[las8978]

I'm a beginner with programming & am taking a course in VB2010. The program (Windows Forms Application) I've been working on is a number classifier and there's an error with my calculation (my code is a mess) so the answer does not appear in the Output text box like it should. My instructor said if the For...Next loop's index = 2, then add n; if it divides, then add it the sum.
Its purpose is to:

1. take an integer entered by the user in a text box (named txtInput) and
2. perform a calculation and determine whether the number classification is:

a. a perfect number (the sum of the integer's divisors equals the original number),
b. an abundant number (the sum of the number's divisors is greater than the original number), or
c. a deficient number (the sum of the number's divisors is less than the original number), and

3. displays the number's class in a text box (named txtOutput).

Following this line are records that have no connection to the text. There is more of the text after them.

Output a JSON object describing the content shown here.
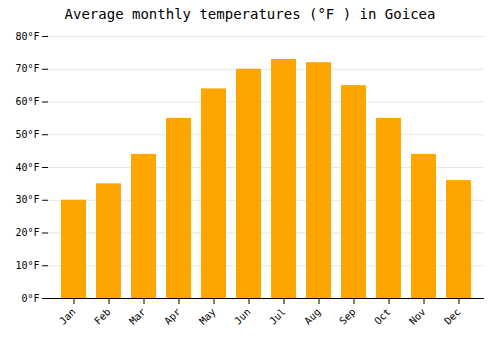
{
  "chart_data": {
    "type": "bar",
    "title": "Average monthly temperatures (°F ) in Goicea",
    "categories": [
      "Jan",
      "Feb",
      "Mar",
      "Apr",
      "May",
      "Jun",
      "Jul",
      "Aug",
      "Sep",
      "Oct",
      "Nov",
      "Dec"
    ],
    "values": [
      30,
      35,
      44,
      55,
      64,
      70,
      73,
      72,
      65,
      55,
      44,
      36
    ],
    "color": "#FFA500",
    "ylim": [
      0,
      80
    ],
    "yticks": [
      {
        "value": 0,
        "label": "0°F"
      },
      {
        "value": 10,
        "label": "10°F"
      },
      {
        "value": 20,
        "label": "20°F"
      },
      {
        "value": 30,
        "label": "30°F"
      },
      {
        "value": 40,
        "label": "40°F"
      },
      {
        "value": 50,
        "label": "50°F"
      },
      {
        "value": 60,
        "label": "60°F"
      },
      {
        "value": 70,
        "label": "70°F"
      },
      {
        "value": 80,
        "label": "80°F"
      }
    ],
    "grid": true
  }
}
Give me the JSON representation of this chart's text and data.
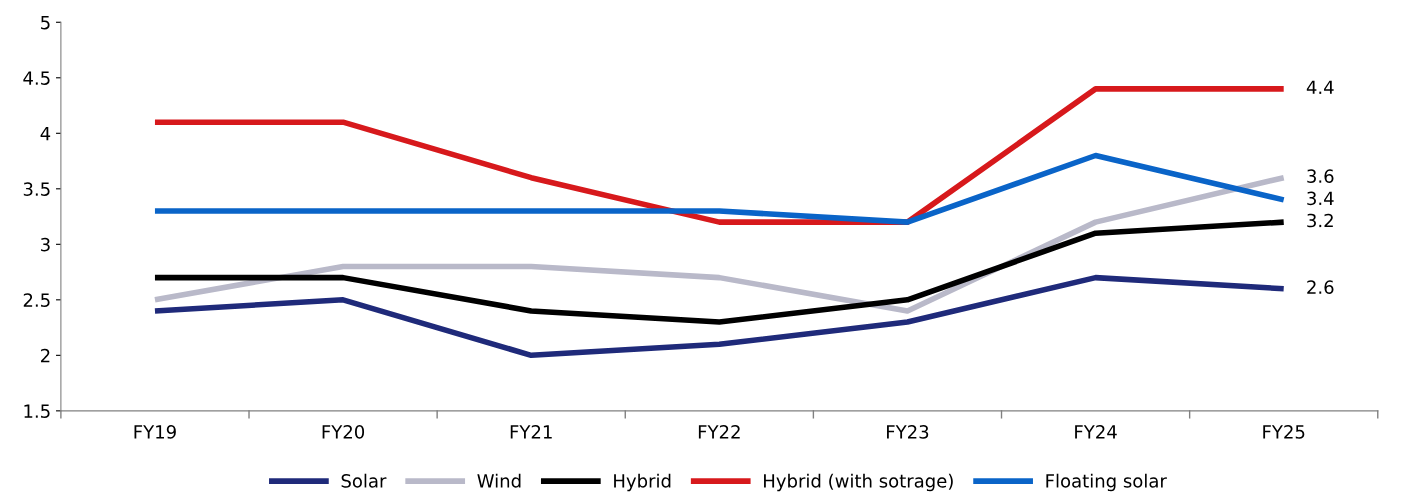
{
  "chart_data": {
    "type": "line",
    "categories": [
      "FY19",
      "FY20",
      "FY21",
      "FY22",
      "FY23",
      "FY24",
      "FY25"
    ],
    "series": [
      {
        "name": "Solar",
        "color": "#1f2a7a",
        "values": [
          2.4,
          2.5,
          2.0,
          2.1,
          2.3,
          2.7,
          2.6
        ],
        "value_labels": [
          null,
          null,
          null,
          null,
          null,
          null,
          "2.6"
        ]
      },
      {
        "name": "Wind",
        "color": "#b9b9c9",
        "values": [
          2.5,
          2.8,
          2.8,
          2.7,
          2.4,
          3.2,
          3.6
        ],
        "value_labels": [
          null,
          null,
          null,
          null,
          null,
          null,
          "3.6"
        ]
      },
      {
        "name": "Hybrid",
        "color": "#000000",
        "values": [
          2.7,
          2.7,
          2.4,
          2.3,
          2.5,
          3.1,
          3.2
        ],
        "value_labels": [
          null,
          null,
          null,
          null,
          null,
          null,
          "3.2"
        ]
      },
      {
        "name": "Hybrid (with sotrage)",
        "color": "#d7191c",
        "values": [
          4.1,
          4.1,
          3.6,
          3.2,
          3.2,
          4.4,
          4.4
        ],
        "value_labels": [
          null,
          null,
          null,
          null,
          null,
          null,
          "4.4"
        ]
      },
      {
        "name": "Floating solar",
        "color": "#0a64c8",
        "values": [
          3.3,
          3.3,
          3.3,
          3.3,
          3.2,
          3.8,
          3.4
        ],
        "value_labels": [
          null,
          null,
          null,
          null,
          null,
          null,
          "3.4"
        ]
      }
    ],
    "ylim": [
      1.5,
      5
    ],
    "yticks": [
      1.5,
      2,
      2.5,
      3,
      3.5,
      4,
      4.5,
      5
    ],
    "grid": false,
    "legend": "bottom",
    "marker": "none",
    "line_style": "solid"
  }
}
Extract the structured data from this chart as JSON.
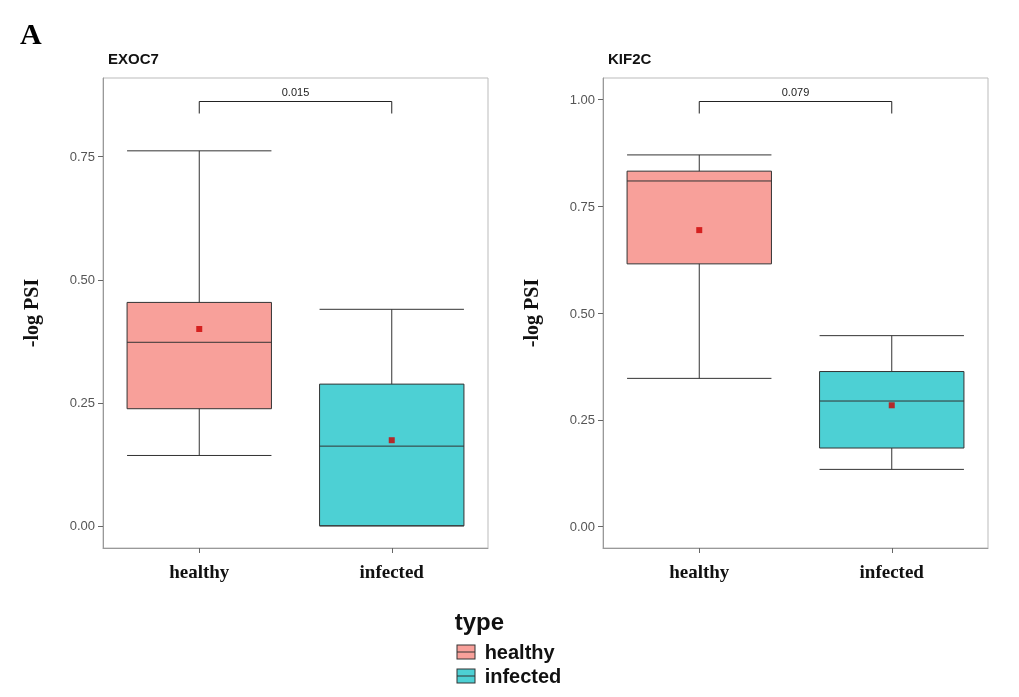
{
  "chart_data": [
    {
      "type": "box",
      "title": "EXOC7",
      "ylabel": "-log PSI",
      "categories": [
        "healthy",
        "infected"
      ],
      "series": [
        {
          "name": "healthy",
          "color": "#f8a09a",
          "boxes": [
            {
              "low": 0.143,
              "q1": 0.238,
              "median": 0.373,
              "q3": 0.454,
              "high": 0.762,
              "mean": 0.4
            },
            null
          ]
        },
        {
          "name": "infected",
          "color": "#4dd0d4",
          "boxes": [
            null,
            {
              "low": 0.0,
              "q1": 0.0,
              "median": 0.162,
              "q3": 0.288,
              "high": 0.44,
              "mean": 0.174
            }
          ]
        }
      ],
      "ylim": [
        -0.045,
        0.91
      ],
      "yticks": [
        {
          "value": 0,
          "label": "0.00"
        },
        {
          "value": 0.25,
          "label": "0.25"
        },
        {
          "value": 0.5,
          "label": "0.50"
        },
        {
          "value": 0.75,
          "label": "0.75"
        }
      ],
      "grid": false,
      "legend": "bottom",
      "legend_title": "type",
      "annotations": [
        "A",
        "0.015"
      ]
    },
    {
      "type": "box",
      "title": "KIF2C",
      "ylabel": "-log PSI",
      "categories": [
        "healthy",
        "infected"
      ],
      "series": [
        {
          "color": "#f8a09a",
          "boxes": [
            {
              "low": 0.347,
              "q1": 0.615,
              "median": 0.809,
              "q3": 0.832,
              "high": 0.87,
              "mean": 0.694
            },
            null
          ]
        },
        {
          "color": "#4dd0d4",
          "boxes": [
            null,
            {
              "low": 0.134,
              "q1": 0.184,
              "median": 0.294,
              "q3": 0.363,
              "high": 0.447,
              "mean": 0.284
            }
          ]
        }
      ],
      "ylim": [
        -0.05,
        1.05
      ],
      "yticks": [
        {
          "value": 0,
          "label": "0.00"
        },
        {
          "value": 0.25,
          "label": "0.25"
        },
        {
          "value": 0.5,
          "label": "0.50"
        },
        {
          "value": 0.75,
          "label": "0.75"
        },
        {
          "value": 1,
          "label": "1.00"
        }
      ],
      "grid": false,
      "annotations": [
        "0.079"
      ]
    }
  ]
}
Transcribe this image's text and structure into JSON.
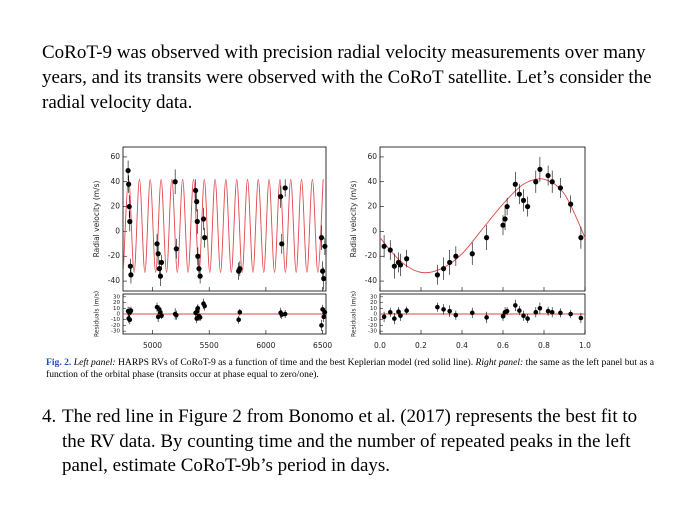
{
  "paragraphs": [
    "CoRoT-9 was observed with precision radial velocity measurements over many years, and its transits were observed with the CoRoT satellite. Let’s consider the radial velocity data."
  ],
  "caption": {
    "label": "Fig. 2.",
    "left_heading": "Left panel:",
    "left_text": "HARPS RVs of CoRoT-9 as a function of time and the best Keplerian model (red solid line).",
    "right_heading": "Right panel:",
    "right_text": "the same as the left panel but as a function of the orbital phase (transits occur at phase equal to zero/one)."
  },
  "question": {
    "number": "4.",
    "text": "The red line in Figure 2 from Bonomo et al. (2017) represents the best fit to the RV data. By counting time and the number of repeated peaks in the left panel, estimate CoRoT-9b’s period in days."
  },
  "chart_data": [
    {
      "type": "scatter",
      "ylabel": "Radial velocity (m/s)",
      "residual_ylabel": "Residuals (m/s)",
      "xlim": [
        4740,
        6530
      ],
      "xticks": [
        5000,
        5500,
        6000,
        6500
      ],
      "ylim": [
        -48,
        68
      ],
      "yticks": [
        -40,
        -20,
        0,
        20,
        40,
        60
      ],
      "residual_ylim": [
        -35,
        35
      ],
      "residual_yticks": [
        30,
        20,
        10,
        0,
        -10,
        -20,
        -30
      ],
      "color": "#000000",
      "x": [
        4785,
        4790,
        4795,
        4800,
        4805,
        4810,
        5040,
        5050,
        5060,
        5070,
        5080,
        5200,
        5210,
        5380,
        5390,
        5395,
        5400,
        5410,
        5420,
        5450,
        5460,
        5760,
        5770,
        6130,
        6140,
        6170,
        6490,
        6500,
        6510,
        6520
      ],
      "values": [
        49,
        38,
        20,
        8,
        -28,
        -35,
        -10,
        -18,
        -30,
        -36,
        -25,
        40,
        -14,
        33,
        24,
        8,
        -20,
        -30,
        -36,
        10,
        -5,
        -32,
        -30,
        28,
        -10,
        35,
        -5,
        -32,
        -38,
        -12
      ],
      "errors": [
        8,
        7,
        9,
        8,
        6,
        7,
        8,
        9,
        7,
        8,
        6,
        10,
        8,
        9,
        8,
        10,
        7,
        8,
        6,
        9,
        8,
        7,
        6,
        9,
        8,
        7,
        10,
        8,
        9,
        7
      ],
      "residuals": {
        "values": [
          5,
          -8,
          3,
          -10,
          4,
          6,
          12,
          -5,
          8,
          3,
          -3,
          0,
          -2,
          2,
          -8,
          5,
          10,
          -4,
          -6,
          18,
          14,
          -10,
          3,
          2,
          -1,
          0,
          -20,
          8,
          -5,
          3
        ],
        "errors": [
          8,
          7,
          9,
          8,
          6,
          7,
          8,
          9,
          7,
          8,
          6,
          10,
          8,
          9,
          8,
          10,
          7,
          8,
          6,
          9,
          8,
          7,
          6,
          9,
          8,
          7,
          10,
          8,
          9,
          7
        ]
      },
      "model": {
        "color": "#e0474c",
        "x": [
          4742,
          4790,
          4838,
          4885,
          4933,
          4980,
          5028,
          5076,
          5124,
          5171,
          5219,
          5266,
          5314,
          5362,
          5410,
          5457,
          5505,
          5552,
          5600,
          5647,
          5695,
          5743,
          5791,
          5838,
          5886,
          5933,
          5981,
          6028,
          6076,
          6124,
          6172,
          6219,
          6267,
          6314,
          6362,
          6410,
          6458,
          6505
        ],
        "values": [
          -33,
          42,
          -33,
          42,
          -33,
          42,
          -33,
          42,
          -33,
          42,
          -33,
          42,
          -33,
          42,
          -33,
          42,
          -33,
          42,
          -33,
          42,
          -33,
          42,
          -33,
          42,
          -33,
          42,
          -33,
          42,
          -33,
          42,
          -33,
          42,
          -33,
          42,
          -33,
          42,
          -33,
          42
        ]
      }
    },
    {
      "type": "scatter",
      "ylabel": "Radial velocity (m/s)",
      "residual_ylabel": "Residuals (m/s)",
      "xlim": [
        0,
        1
      ],
      "xticks": [
        {
          "value": 0,
          "label": "0.0"
        },
        0.2,
        0.4,
        0.6,
        0.8,
        {
          "value": 1,
          "label": "1.0"
        }
      ],
      "ylim": [
        -48,
        68
      ],
      "yticks": [
        -40,
        -20,
        0,
        20,
        40,
        60
      ],
      "residual_ylim": [
        -35,
        35
      ],
      "residual_yticks": [
        30,
        20,
        10,
        0,
        -10,
        -20,
        -30
      ],
      "color": "#000000",
      "x": [
        0.02,
        0.05,
        0.07,
        0.09,
        0.1,
        0.13,
        0.28,
        0.31,
        0.34,
        0.37,
        0.45,
        0.52,
        0.6,
        0.61,
        0.62,
        0.66,
        0.68,
        0.7,
        0.72,
        0.76,
        0.78,
        0.82,
        0.84,
        0.88,
        0.93,
        0.98
      ],
      "values": [
        -12,
        -15,
        -28,
        -25,
        -27,
        -22,
        -35,
        -30,
        -25,
        -20,
        -18,
        -5,
        5,
        10,
        20,
        38,
        30,
        25,
        20,
        40,
        50,
        45,
        40,
        35,
        22,
        -5
      ],
      "errors": [
        9,
        8,
        10,
        8,
        9,
        7,
        8,
        9,
        10,
        8,
        9,
        10,
        8,
        9,
        7,
        10,
        8,
        9,
        8,
        9,
        10,
        8,
        9,
        8,
        7,
        9
      ],
      "residuals": {
        "values": [
          -5,
          3,
          -8,
          4,
          -3,
          6,
          12,
          8,
          5,
          -2,
          2,
          -6,
          -4,
          3,
          5,
          15,
          6,
          -3,
          -8,
          3,
          10,
          5,
          3,
          2,
          0,
          -7
        ],
        "errors": [
          9,
          8,
          10,
          8,
          9,
          7,
          8,
          9,
          10,
          8,
          9,
          10,
          8,
          9,
          7,
          10,
          8,
          9,
          8,
          9,
          10,
          8,
          9,
          8,
          7,
          9
        ]
      },
      "model": {
        "color": "#e0474c",
        "x": [
          0,
          0.1,
          0.2,
          0.3,
          0.4,
          0.5,
          0.6,
          0.7,
          0.8,
          0.9,
          1
        ],
        "values": [
          -5,
          -24,
          -33,
          -30,
          -18,
          2,
          22,
          38,
          42,
          30,
          -5
        ]
      }
    }
  ]
}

Could someone please point me in the right direction? I'm very confused and frustrated. I've been searching for help for a couple days but can't find anything other than similar programs written in C, C++ or Java.

Public Class Form1
   
    Private Sub btnClassify_Click(ByVal sender As System.Object, ByVal e As System.EventArgs) Handles btnClassify.Click

        Dim intCount As Integer
        Dim n As Integer        ' number entered by user
        Dim m As Integer        ' counter? or is j the counter?
        Dim half As Integer     ' holds the divisors
        Dim sum As Integer = 1  ' holds the sum of the divisors

        For j = 2 To m
            n = CInt(n).ToString
            half = (n \ 2 Mod 0)
            sum = half * (2 * n + (n - 1) * m)
            If n = sum Then
                txtOutput.Text = "perfect"
            ElseIf n < sum Then
                txtOutput.Text = "abundant"
            ElseIf n > sum Then
                txtOutput.Text = "deficient"
            End If
            intCount += 1
        Next j

    End Sub

    Private Sub btnClear_Click(ByVal sender As System.Object, ByVal e As System.EventArgs) Handles btnClear.Click
        txtInput.Clear()
        txtOutput.Clear()
        ' give focus to the first textbox
        txtInput.Focus()

    End Sub

    Private Sub btnExit_Click(ByVal sender As System.Object, ByVal e As System.EventArgs) Handles btnExit.Click
        Me.Close()
    End Sub
End Class

[lar3ry]

las8978, on 03 November 2012 - 11:35 AM, said:

I'm a beginner with programming & am taking a course in VB2010. The program (Windows Forms Application) I've been working on is a number classifier and there's an error with my calculation (my code is a mess) so the answer does not appear in the Output text box like it should. My instructor said if the For...Next loop's index = 2, then add n; if it divides, then add it the sum.

Your first problem is that you are not actually using the number entered by the user. For some reason, you are under the erroneous assumption that 'n' contains the number you want to test.

More to come...

This post has been edited by lar3ry: 03 November 2012 - 01:51 PM

[lar3ry]

OK... I'm back...

There are a few fundamentals you will need to think about when planning your solution.

You have a comment asking if m or j is the loop counter. You should probably have a look in your textbook to see what, exactly, a For loop is. Your choice of using a For loop to find the sum of factors is a good one, but you first have to understand why it is.

The primary advantage of a For loop is to increment (or decrement) a counter. So you should ask yourself what you should be using the loop counter for. In this case, the loop counter should probably contain something that can be used to test to see if its value is a factor of the input number.

Consider this bit of pseudo-code:

Definition of a perfect number: A number whose divisors smaller than itself add up to the number itelf.
Smallest example: 6, whose factors smaller than itself are 1, 2, and 3, so 3+2+1 = 6. Perfect!

Method:
generate all numbers from 1 to half the test number (integer divide to find half)
see if each generated number divides evenly into the test number
if it does, add it to the sum
if sum is equal to the input number, call it perfect.

To see if your pseudo-code is correct, use the smallest example to test it by thinking through the process, then try doing the same thing for a non-perfect number or two.

Now, keeping all that in mind, write some code, and get back to us with tales of your success (or further problems).